Crime
A jury has convicted a white Florida woman of fatally shooting her black neighbor during an ongoing dispute.
A white Florida woman was convicted Friday of murder within the shooting death of her black neighbor, after a jury rejected her claims that she fired shots through a metal door in self-defense during an ongoing dispute over children playing in front of her home.
An all-white jury in Ocala, Florida, found 60-year-old Susan Lorincz guilty after deliberating for two.5 hours. Lorincz faces as much as 30 years in prison at sentencing. She claimed she was acting in self-defense when she fired a single shot from a .380-caliber handgun through her front door on June 2, 2023, killing 35-year-old Ajike “AJ” Owens.
The confrontation was the newest in a dispute between the 2 neighbors over Owens’ children playing in a grassy area near their homes. Prosecutors said Owens got here to Lorincz’s home after her children complained she allegedly threw roller skates and an umbrella at them during a prolonged outburst of anger over their noisy play outside.
Lorincz told detectives in a taped interview that she feared for her life as Owens screamed and banged on her door.
“I thought I was in imminent danger,” she said.
Lorincz also said she was harassed for many of the three years she lived in the world.
Family members of the victim burst into tears as Lorincz left the courtroom with deputies. She showed no response or emotion as the decision was announced.
District Judge Robert W. Hodges didn’t immediately set a sentencing date but ordered a background report on Lorincz.
Anthony Thomas, an attorney for the Owens family, said they may push for the utmost sentence of 30 years in prison. Owens’ mother, Pamela Dias, said she found comfort within the guilty verdict.

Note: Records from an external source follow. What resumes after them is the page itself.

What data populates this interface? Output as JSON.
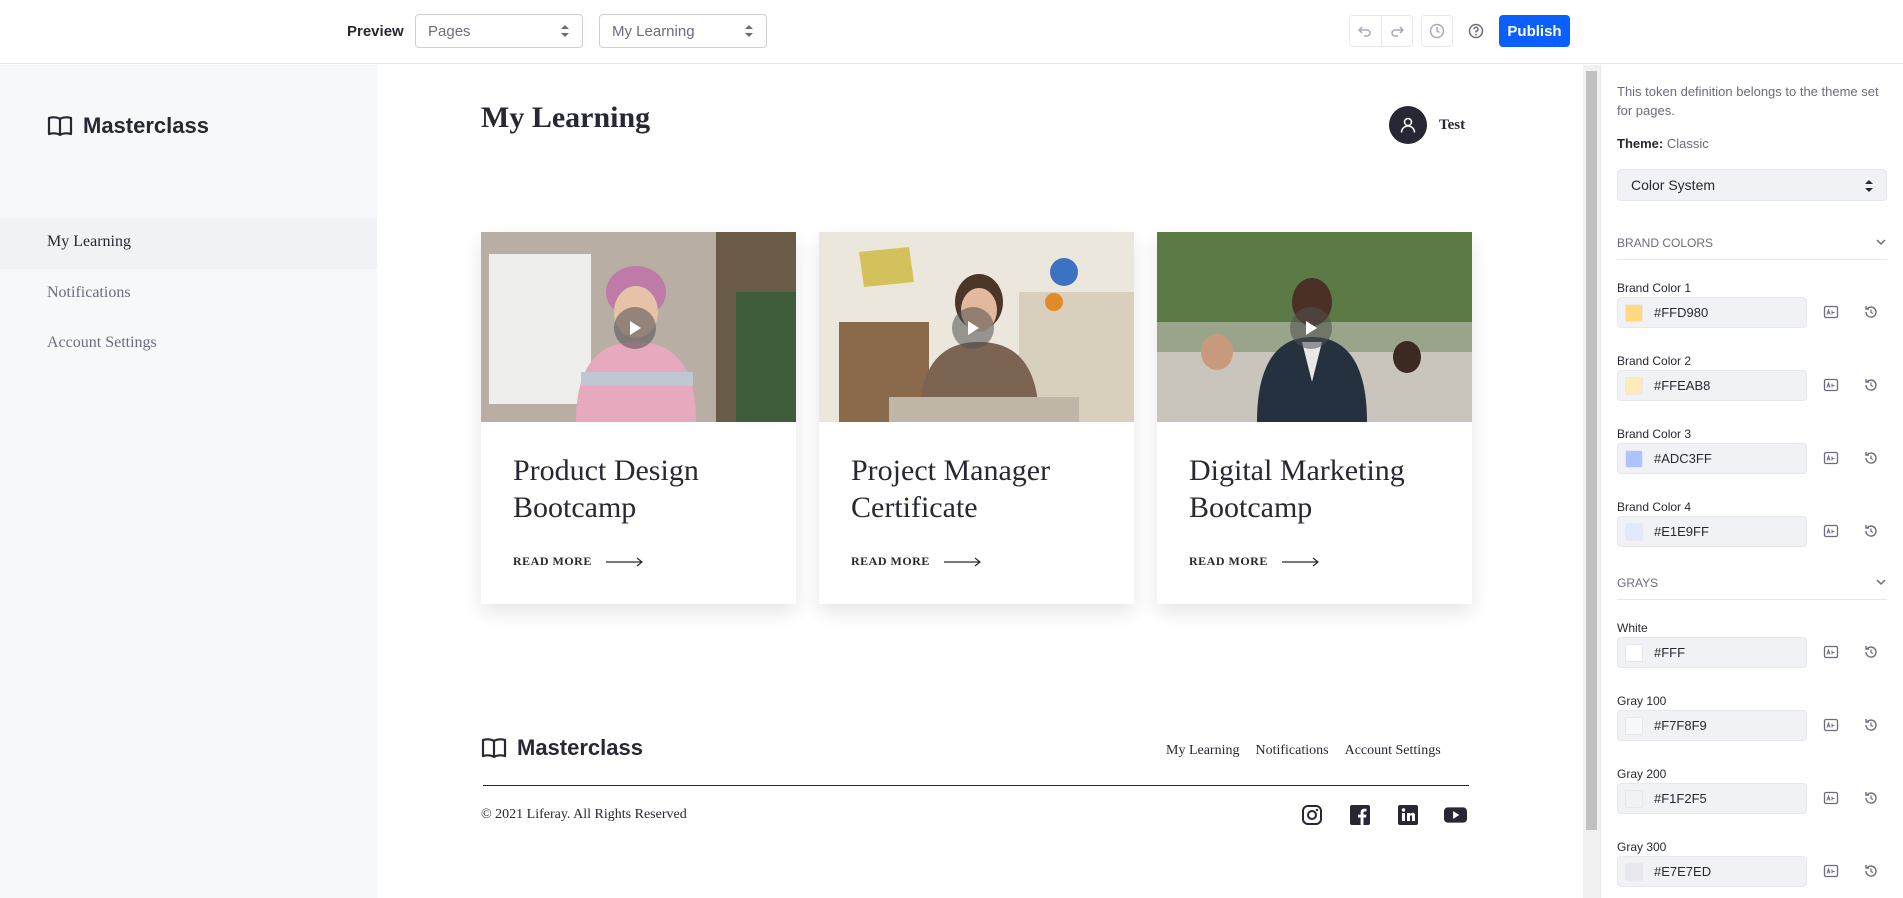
{
  "toolbar": {
    "preview_label": "Preview",
    "select_pages": "Pages",
    "select_page": "My Learning",
    "publish_label": "Publish"
  },
  "sidebar": {
    "brand": "Masterclass",
    "items": [
      {
        "label": "My Learning"
      },
      {
        "label": "Notifications"
      },
      {
        "label": "Account Settings"
      }
    ]
  },
  "main": {
    "title": "My Learning",
    "user_name": "Test",
    "cards": [
      {
        "title": "Product Design Bootcamp",
        "cta": "READ MORE"
      },
      {
        "title": "Project Manager Certificate",
        "cta": "READ MORE"
      },
      {
        "title": "Digital Marketing Bootcamp",
        "cta": "READ MORE"
      }
    ],
    "footer": {
      "brand": "Masterclass",
      "links": [
        "My Learning",
        "Notifications",
        "Account Settings"
      ],
      "copyright": "© 2021 Liferay. All Rights Reserved"
    }
  },
  "panel": {
    "note": "This token definition belongs to the theme set for pages.",
    "theme_label": "Theme:",
    "theme_value": "Classic",
    "select_value": "Color System",
    "sections": {
      "brand": "BRAND COLORS",
      "grays": "GRAYS"
    },
    "tokens": [
      {
        "label": "Brand Color 1",
        "value": "#FFD980",
        "color": "#FFD980"
      },
      {
        "label": "Brand Color 2",
        "value": "#FFEAB8",
        "color": "#FFEAB8"
      },
      {
        "label": "Brand Color 3",
        "value": "#ADC3FF",
        "color": "#ADC3FF"
      },
      {
        "label": "Brand Color 4",
        "value": "#E1E9FF",
        "color": "#E1E9FF"
      },
      {
        "label": "White",
        "value": "#FFF",
        "color": "#FFFFFF"
      },
      {
        "label": "Gray 100",
        "value": "#F7F8F9",
        "color": "#F7F8F9"
      },
      {
        "label": "Gray 200",
        "value": "#F1F2F5",
        "color": "#F1F2F5"
      },
      {
        "label": "Gray 300",
        "value": "#E7E7ED",
        "color": "#E7E7ED"
      }
    ]
  }
}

“We got some justice for Ajike. My heart is a little lighter,” Dias told reporters outside the courthouse. “It’s been a long journey to get to this point, to reach this verdict. I find some peace in this verdict.”
District Attorney William Gladson, whose office prosecuted the case, said it was a “tragic reminder” of the results of gun violence.
“The defendant’s choices left four young children without a mother, a loss they will feel for the rest of their lives,” Gladson said in a statement. “While today’s verdict will not bring AJ back, we hope it brings some measure of justice and peace to her family and friends.”
During closing arguments, prosecutor Rich Buxman said there was no evidence Owens posed an imminent physical threat to Lorincz.
“It’s not a crime to bang on someone’s door. It’s not a crime to yell,” Buxman told jurors. “There was no imminent threat when she fired that gun.”
Lorincz’s attorney responded that she was terrified by Owens’s aggressive actions and had the precise to fireplace her weapon under Florida’s “stand and fight” law. An autopsy revealed that Owens weighed about 290 kilos (130 kilograms), making her significantly larger and younger than Lorincz, and the 2 had had prior confrontations.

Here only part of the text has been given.